Interview mit Michael Saebisch, Abitur Wintersemester 2012/2013
Wie haben Sie von der Abendschule/ der Möglichkeit, den Abschluss nachzumachen, erfahren?
Was war der Anlass/ Grund, einen Abschluss nachzumachen?
Schon lange hegte ich den Wunsch mich beruflich zu verändern und ein Studium zu beginnen. Leider war es mir nicht möglich, ein „normales“ Abendgymnasium zu frequentieren, da ich nach meiner mittleren Reife eine Berufsausbildung im Handwerk absolviert habe und im Anschluss zweischichtig arbeitete. Eines Tages berichtete mir ein Arbeitskollege von einem Bekannten, der trotz Wechselschicht, sein Abitur nachholt. Auf Nachfrage erhielt ich die Auskunft, dass an dem Rahel-Varnhagen-Kolleg das sogenannte „Abi-Online“ System praktiziert wird, so dass die Anwesenheitspflicht durch selbstständiges Lernen daheim auf ein Minimum reduziert wird.

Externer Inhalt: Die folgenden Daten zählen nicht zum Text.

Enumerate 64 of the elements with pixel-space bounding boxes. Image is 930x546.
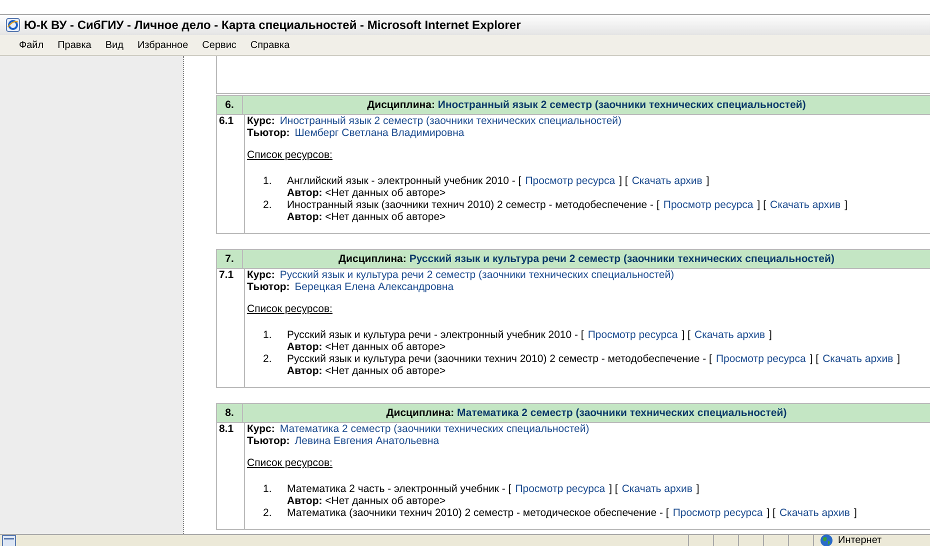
discipline-header: Дисциплина: Русский язык и культура речи 2 семестр (заочники технических специальностей) xyxy=(243,250,930,269)
resource-entry: Математика (заочники технич 2010) 2 семестр - методическое обеспечение - [ Просмотр ресурса ] [ Скачать архив ] xyxy=(287,507,858,519)
tutor-link[interactable]: Берецкая Елена Александровна xyxy=(294,281,454,293)
menu-item[interactable]: Избранное xyxy=(130,40,196,50)
resource-link[interactable]: Просмотр ресурса xyxy=(588,329,678,341)
resource-link[interactable]: Скачать архив xyxy=(770,199,841,211)
item-number: 2. xyxy=(263,199,273,213)
resource-link[interactable]: Скачать архив xyxy=(822,353,894,365)
menu-item[interactable]: Сервис xyxy=(195,40,244,50)
globe-icon xyxy=(820,534,833,546)
item-number: 2. xyxy=(263,507,273,519)
resource-link[interactable]: Просмотр ресурса xyxy=(515,483,606,495)
resources-label: Список ресурсов: xyxy=(247,149,332,161)
author-line: Автор: <Нет данных об авторе> xyxy=(287,211,447,223)
course-number: 6.1 xyxy=(219,115,234,127)
course-number: 8.1 xyxy=(219,423,234,435)
resource-link[interactable]: Скачать архив xyxy=(632,175,702,187)
discipline-header: Дисциплина: Иностранный язык 2 семестр (заочники технических специальностей) xyxy=(243,96,930,115)
zone-label: Интернет xyxy=(838,535,882,546)
section-number: 6. xyxy=(217,96,243,115)
menu-item[interactable]: Справка xyxy=(243,40,297,50)
course-label: Курс: xyxy=(247,269,275,281)
discipline-header: Дисциплина: Математика 2 семестр (заочники технических специальностей) xyxy=(243,404,930,423)
resource-link[interactable]: Скачать архив xyxy=(622,483,692,495)
resource-link[interactable]: Скачать архив xyxy=(779,507,850,519)
section-number: 7. xyxy=(217,250,243,269)
course-link[interactable]: Математика 2 семестр (заочники технических специальностей) xyxy=(280,423,590,435)
menu-item[interactable]: Файл xyxy=(12,40,51,50)
resource-link[interactable]: Просмотр ресурса xyxy=(716,353,806,365)
resource-link[interactable]: Просмотр ресурса xyxy=(525,175,616,187)
section-number: 8. xyxy=(217,404,243,423)
author-line: Автор: <Нет данных об авторе> xyxy=(287,495,447,507)
course-link[interactable]: Русский язык и культура речи 2 семестр (заочники технических специальностей) xyxy=(280,269,674,281)
item-number: 1. xyxy=(263,175,273,189)
tutor-link[interactable]: Левина Евгения Анатольевна xyxy=(294,435,440,447)
window-title: Ю-К ВУ - СибГИУ - Личное дело - Карта специальностей - Microsoft Internet Explorer xyxy=(24,18,521,32)
resource-link[interactable]: Скачать архив xyxy=(694,329,766,341)
browser-icon xyxy=(6,18,20,32)
resources-label: Список ресурсов: xyxy=(247,303,332,315)
resource-link[interactable]: Просмотр ресурса xyxy=(672,507,763,519)
tutor-link[interactable]: Шемберг Светлана Владимировна xyxy=(294,127,464,139)
page-icon xyxy=(2,534,16,546)
resource-entry: Русский язык и культура речи (заочники технич 2010) 2 семестр - методобеспечение - [ Просмотр ресурса ] [ Скачать архив ] xyxy=(287,353,902,365)
author-line: Автор: <Нет данных об авторе> xyxy=(287,187,447,199)
course-link[interactable]: Иностранный язык 2 семестр (заочники технических специальностей) xyxy=(280,115,622,127)
tutor-label: Тьютор: xyxy=(247,127,290,139)
course-label: Курс: xyxy=(247,115,275,127)
resource-link[interactable]: Просмотр ресурса xyxy=(663,199,754,211)
menu-item[interactable]: Вид xyxy=(98,40,130,50)
resource-entry: Английский язык - электронный учебник 2010 - [ Просмотр ресурса ] [ Скачать архив ] xyxy=(287,175,710,187)
resource-entry: Иностранный язык (заочники технич 2010) 2 семестр - методобеспечение - [ Просмотр ресурса ] [ Скачать архив ] xyxy=(287,199,848,211)
resource-entry: Математика 2 часть - электронный учебник - [ Просмотр ресурса ] [ Скачать архив ] xyxy=(287,483,700,495)
item-number: 1. xyxy=(263,329,273,343)
menu-item[interactable]: Правка xyxy=(50,40,98,50)
tutor-label: Тьютор: xyxy=(247,435,290,447)
item-number: 1. xyxy=(263,483,273,497)
author-line: Автор: <Нет данных об авторе> xyxy=(287,341,447,353)
resources-label: Список ресурсов: xyxy=(247,457,332,469)
resource-entry: Русский язык и культура речи - электронный учебник 2010 - [ Просмотр ресурса ] [ Скачать архив ] xyxy=(287,329,773,341)
course-label: Курс: xyxy=(247,423,275,435)
item-number: 2. xyxy=(263,353,273,367)
author-line: Автор: <Нет данных об авторе> xyxy=(287,365,447,377)
tutor-label: Тьютор: xyxy=(247,281,290,293)
course-number: 7.1 xyxy=(219,269,234,281)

Wie hat Ihr persönliches Umfeld reagiert (Freunde, Partner/in, Eltern, Kinder, Arbeitgeber)? Mussten Sie etwas vorbereiten und organisieren, um die Schule zu besuchen (z.B. Betreuung, Schichtwechsel etc.)?
Die Resonanz war unterschiedlich. Insbesondere meine Großeltern verstanden nicht, wieso ich mit 29 Jahren „plötzlich“ Abitur machen und studieren wollte, da ich ja –in ihren Augen –fest im Berufsleben stand und Familie hatte. Ihre Generation war es gewohnt, „funktionieren“ zu müssen und keine unnötigen „Risiken“ einzugehen.
Meine Mutter und mein Freundeskreis reagierten allerdings positiv und unterstützten mich in meinem Vorhaben. So erklärte sich z.B. immer jemand bereit, während der Präsenztermine auf meine Kinder (damals 3 und 5 Jahre alt) aufzupassen. Meine Arbeitskollegen haben ebenfalls überwiegend positiv reagiert und mich durch das Tauschen einzelner Schichten an den Präsenztagen unterstützt.
Welche Pläne hatten Sie mit dem Abschluss?
Wie ging es weiter nach der Schule?
Zunächst hatte ich geplant ein Studium in meiner ursprünglichen Fachrichtung aufzunehmen, damit die Ausbildung und die Berufsjahre nicht umsonst gewesen wären, habe mich dann aber noch während der Abendschule zu einer neuen Ausbildung in der Verwaltung entschieden. Zwar war dies mit doppeltem Lernen verbunden, aber dafür hatte ich die Abende frei.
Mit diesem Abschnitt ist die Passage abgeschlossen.